Sin que los oyentes lo advirtiesen, Rvánov pasó del relato de sus peripecias a la intervención. Y hay que decir que le escuchaban bien, con simpatía.

— A través de la secretaria de la organización del Partido, los combatientes heridos que se encuentran en la aldea han recibido de vosotros, camaradas, y siguen recibiendo víveres en concepto de ayuda. Vuestro practicante les asiste, les cura y les da medicinas. Eso está bien. Muchísimas gracias. Pero limitarse a recibir ayuda sin combatir no le cuadra al hombre soviético. Entre los heridos hay quien se ha curado ya. Considero un deber decir que en el bosque, en los alrededores de vuestro campamento, hay bastantes hombres soviéticos honrados, que sienten una gran amargura porque no se les reconoce como nuestros. Si mi opinión pesa algo, ruego que se tenga en cuenta mi propuesta: considerar como destacamentos guerrilleros al grupo de los veintiséis, al de Karpusha, al de Lisenko y a los demás, y fusionarlos, lo mismo que los locales, con el destacamento regional.

Hablaron otros dos o tres más. La intervención breve y enérgica de Druzhinin se me quedó grabada en la memoria:

— En realidad, camaradas, no hay nada que discutir. Estamos en guerra. Somos una unidad militar especial. Querámoslo o no, tendremos bajas. Y las bajas deben cubrirse, de lo contrario desapareceremos como unidad militar, como destacamento guerrillero. Por lo demás, yo mismo he llegado al destacamento después de haber salido de un cerco.
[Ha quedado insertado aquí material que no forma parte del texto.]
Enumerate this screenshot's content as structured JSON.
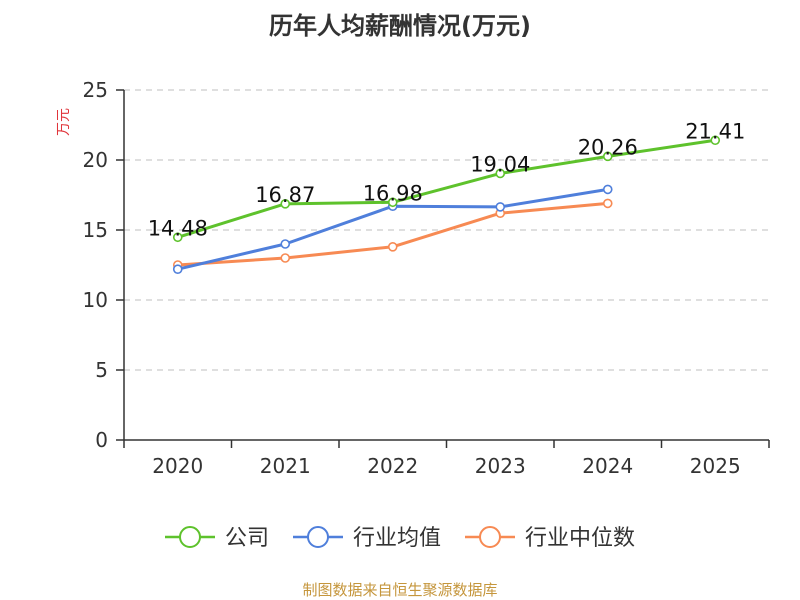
{
  "chart_data": {
    "type": "line",
    "title": "历年人均薪酬情况(万元)",
    "ylabel": "万元",
    "xlabel": "",
    "categories": [
      "2020",
      "2021",
      "2022",
      "2023",
      "2024",
      "2025"
    ],
    "ylim": [
      0,
      25
    ],
    "yticks": [
      0,
      5,
      10,
      15,
      20,
      25
    ],
    "grid": true,
    "legend_position": "bottom-center",
    "series": [
      {
        "name": "公司",
        "values": [
          14.48,
          16.87,
          16.98,
          19.04,
          20.26,
          21.41
        ],
        "color": "#5ec22c",
        "show_labels": true
      },
      {
        "name": "行业均值",
        "values": [
          12.2,
          14.0,
          16.7,
          16.65,
          17.9,
          null
        ],
        "color": "#4f7fdb",
        "show_labels": false
      },
      {
        "name": "行业中位数",
        "values": [
          12.5,
          13.0,
          13.8,
          16.2,
          16.9,
          null
        ],
        "color": "#f78a53",
        "show_labels": false
      }
    ]
  },
  "source_note": "制图数据来自恒生聚源数据库",
  "colors": {
    "title": "#333333",
    "ylabel": "#e0353b",
    "axis": "#333333",
    "grid": "#cccccc",
    "source": "#c5963c"
  }
}
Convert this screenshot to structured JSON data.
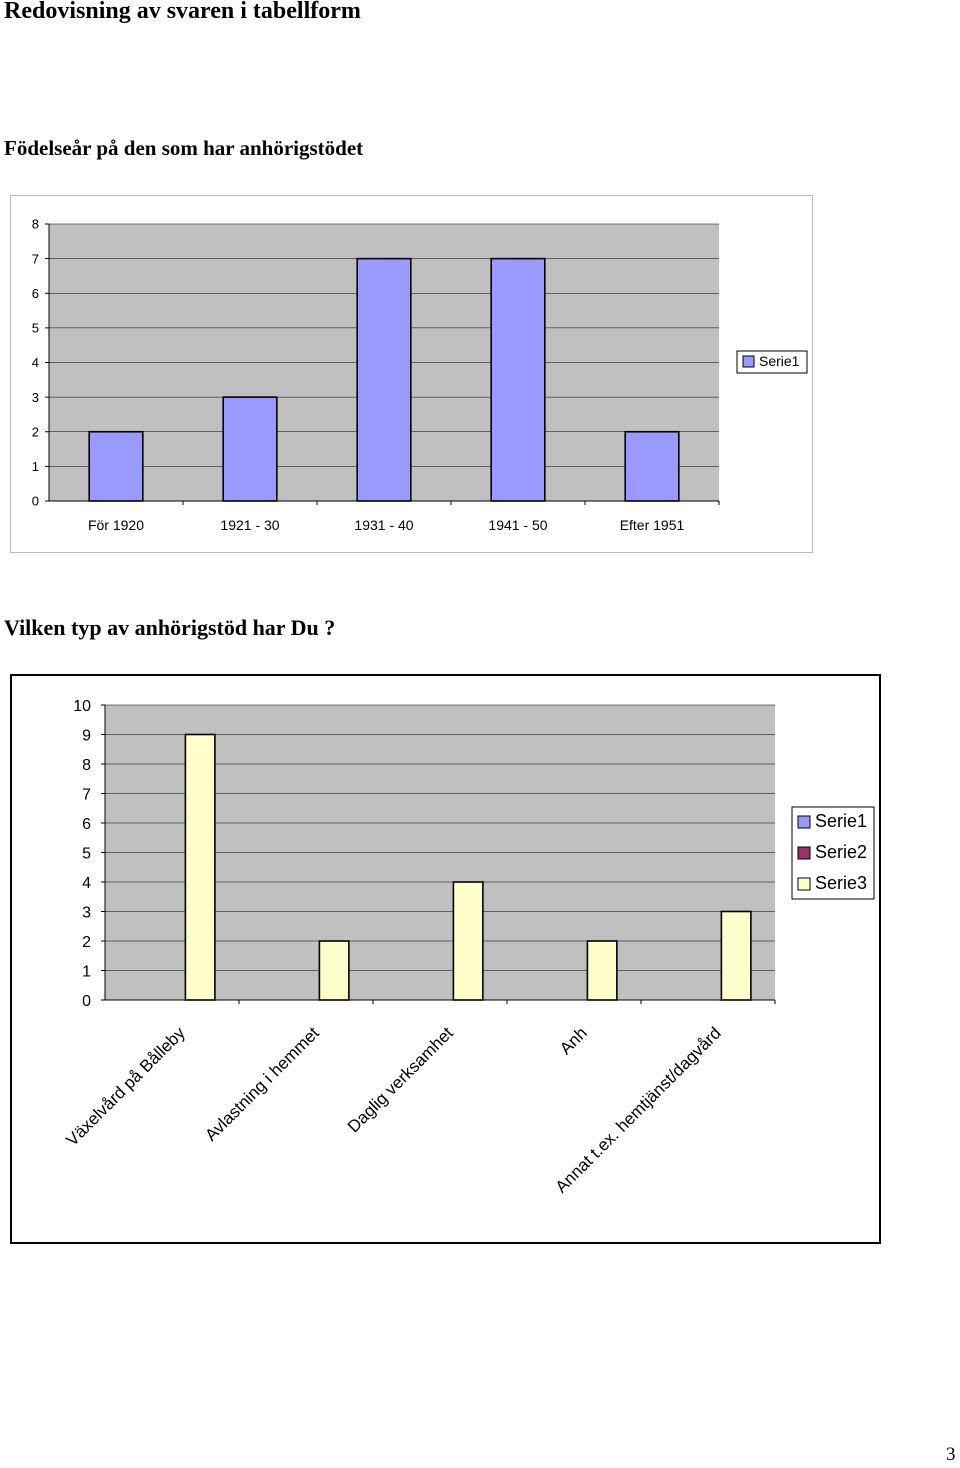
{
  "document": {
    "heading": "Redovisning av svaren i tabellform",
    "page_number": "3"
  },
  "charts": {
    "birth_year": {
      "title": "Födelseår på den som har anhörigstödet",
      "legend": "Serie1"
    },
    "support_type": {
      "title": "Vilken typ av anhörigstöd har Du ?",
      "legend": [
        "Serie1",
        "Serie2",
        "Serie3"
      ]
    }
  },
  "chart_data": [
    {
      "type": "bar",
      "title": "Födelseår på den som har anhörigstödet",
      "categories": [
        "För 1920",
        "1921 - 30",
        "1931 - 40",
        "1941 - 50",
        "Efter 1951"
      ],
      "series": [
        {
          "name": "Serie1",
          "values": [
            2,
            3,
            7,
            7,
            2
          ],
          "color": "#9999ff"
        }
      ],
      "ylim": [
        0,
        8
      ],
      "yticks": [
        0,
        1,
        2,
        3,
        4,
        5,
        6,
        7,
        8
      ],
      "grid": true,
      "plot_background": "#c0c0c0",
      "legend_position": "right"
    },
    {
      "type": "bar",
      "title": "Vilken typ av anhörigstöd har Du ?",
      "categories": [
        "Växelvård på Bålleby",
        "Avlastning i hemmet",
        "Daglig verksamhet",
        "Anh",
        "Annat t.ex. hemtjänst/dagvård"
      ],
      "series": [
        {
          "name": "Serie1",
          "values": [
            0,
            0,
            0,
            0,
            0
          ],
          "color": "#9999ff"
        },
        {
          "name": "Serie2",
          "values": [
            0,
            0,
            0,
            0,
            0
          ],
          "color": "#993366"
        },
        {
          "name": "Serie3",
          "values": [
            9,
            2,
            4,
            2,
            3
          ],
          "color": "#ffffcc"
        }
      ],
      "ylim": [
        0,
        10
      ],
      "yticks": [
        0,
        1,
        2,
        3,
        4,
        5,
        6,
        7,
        8,
        9,
        10
      ],
      "grid": true,
      "plot_background": "#c0c0c0",
      "legend_position": "right"
    }
  ]
}
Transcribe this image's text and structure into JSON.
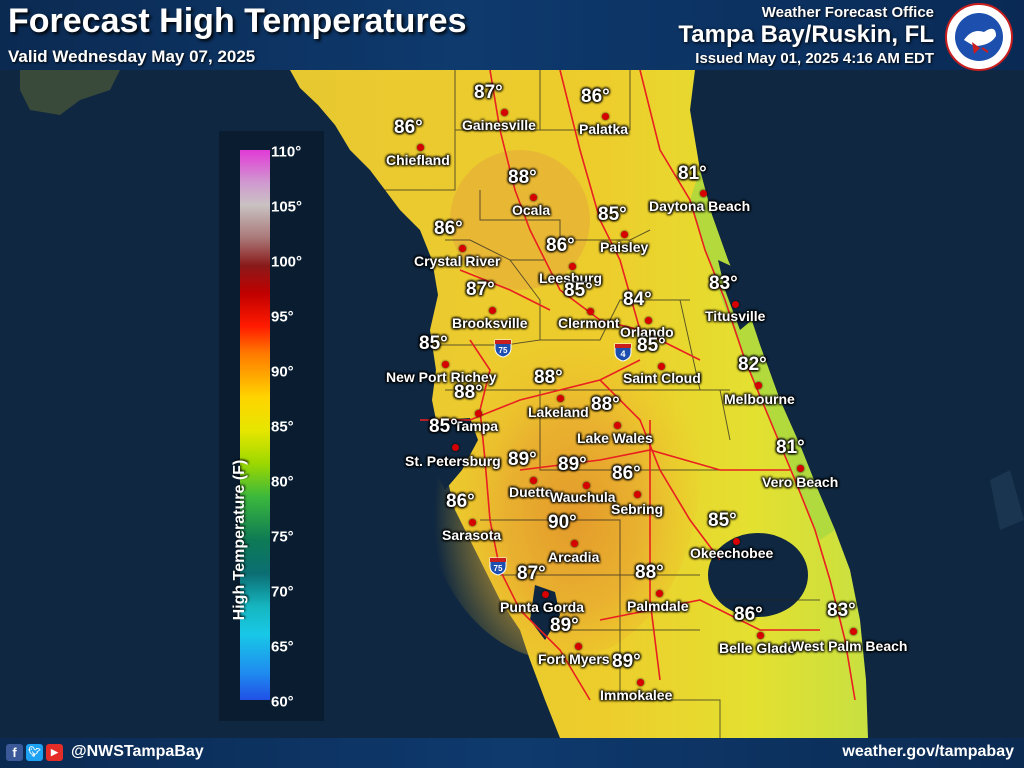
{
  "header": {
    "title": "Forecast High Temperatures",
    "valid": "Valid Wednesday May 07, 2025",
    "office_line": "Weather Forecast Office",
    "office_name": "Tampa Bay/Ruskin, FL",
    "issued": "Issued May 01, 2025 4:16 AM EDT"
  },
  "legend": {
    "title": "High Temperature (F)",
    "ticks": [
      "110°",
      "105°",
      "100°",
      "95°",
      "90°",
      "85°",
      "80°",
      "75°",
      "70°",
      "65°",
      "60°"
    ]
  },
  "highways": [
    "75",
    "4",
    "75"
  ],
  "cities": [
    {
      "name": "Gainesville",
      "temp": "87°"
    },
    {
      "name": "Palatka",
      "temp": "86°"
    },
    {
      "name": "Chiefland",
      "temp": "86°"
    },
    {
      "name": "Daytona Beach",
      "temp": "81°"
    },
    {
      "name": "Ocala",
      "temp": "88°"
    },
    {
      "name": "Paisley",
      "temp": "85°"
    },
    {
      "name": "Crystal River",
      "temp": "86°"
    },
    {
      "name": "Leesburg",
      "temp": "86°"
    },
    {
      "name": "Clermont",
      "temp": "85°"
    },
    {
      "name": "Orlando",
      "temp": "84°"
    },
    {
      "name": "Titusville",
      "temp": "83°"
    },
    {
      "name": "Brooksville",
      "temp": "87°"
    },
    {
      "name": "New Port Richey",
      "temp": "85°"
    },
    {
      "name": "Saint Cloud",
      "temp": "85°"
    },
    {
      "name": "Lakeland",
      "temp": "88°"
    },
    {
      "name": "Melbourne",
      "temp": "82°"
    },
    {
      "name": "Tampa",
      "temp": "88°"
    },
    {
      "name": "Lake Wales",
      "temp": "88°"
    },
    {
      "name": "St. Petersburg",
      "temp": "85°"
    },
    {
      "name": "Duette",
      "temp": "89°"
    },
    {
      "name": "Wauchula",
      "temp": "89°"
    },
    {
      "name": "Vero Beach",
      "temp": "81°"
    },
    {
      "name": "Sebring",
      "temp": "86°"
    },
    {
      "name": "Sarasota",
      "temp": "86°"
    },
    {
      "name": "Arcadia",
      "temp": "90°"
    },
    {
      "name": "Okeechobee",
      "temp": "85°"
    },
    {
      "name": "Punta Gorda",
      "temp": "87°"
    },
    {
      "name": "Palmdale",
      "temp": "88°"
    },
    {
      "name": "Fort Myers",
      "temp": "89°"
    },
    {
      "name": "Belle Glade",
      "temp": "86°"
    },
    {
      "name": "West Palm Beach",
      "temp": "83°"
    },
    {
      "name": "Immokalee",
      "temp": "89°"
    }
  ],
  "footer": {
    "social_icons": [
      "facebook-icon",
      "twitter-icon",
      "youtube-icon"
    ],
    "handle": "@NWSTampaBay",
    "website": "weather.gov/tampabay"
  }
}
Se dice que fui admitido por ser oriundo de la región de Chernígov y porque los dirigentes me conocen. Se dice también que en el caso de Dneprovski ocurre lo propio. Bessarab ha llegado a proponer que se admita sólo a los de Chernígov o, más aún, Únicamente a los vecinos del distrito donde se ha organizado el destacamento. Esto es un concepto erróneo y nocivo. Semejante localismo no augura nada bueno. Nuestra Patria es toda la Unión Soviética, y no el distrito de Reimentárovka o el de Ponornitsa. Por indicación del Partido y de acuerdo con su llamamiento, los destacamentos guerrilleros fueron organizados, seleccionados y dejados de antemano. Pero, ¿por qué era preciso seleccionar para esos destacamentos a hombres conocidos por el Comité Regional? Era preciso, porque ellos debían constituir el armazón, la base del movimiento guerrillero. Es ingenuo suponer que nosotros solos, sin apoyo del pueblo, sin reservas, sin refuerzos, podamos hacer algo...

— Creo que la cuestión está clara, ¿no es así, camaradas? —pregunté, y aunque no todos respondieron afirmativamente, levanté acto seguido la reunión—. Mañana recibiréis la orden.

Bessarab me miró con asombro y empezó a cuchichear algo al oído de Kapránov, que estaba a su lado. Después se volvió hacia Loshakov y bisbiseó de nuevo.

— ¿Qué, tiene usted alguna duda, camarada Bessarab? —le pregunte.

No respondió. Se hizo un silencio embarazoso. Kapránov respondió por Bessarab:

— Me estaba preguntando qué es lo que pasa, por qué no tomamos una decisión y para qué se le ha molestado haciéndole venir aquí.

Me eché a reír. Rieron conmigo unos cuantos, pero no todos, ni mucho menos.

Hubo que repetir que, al día siguiente, recibirían la orden.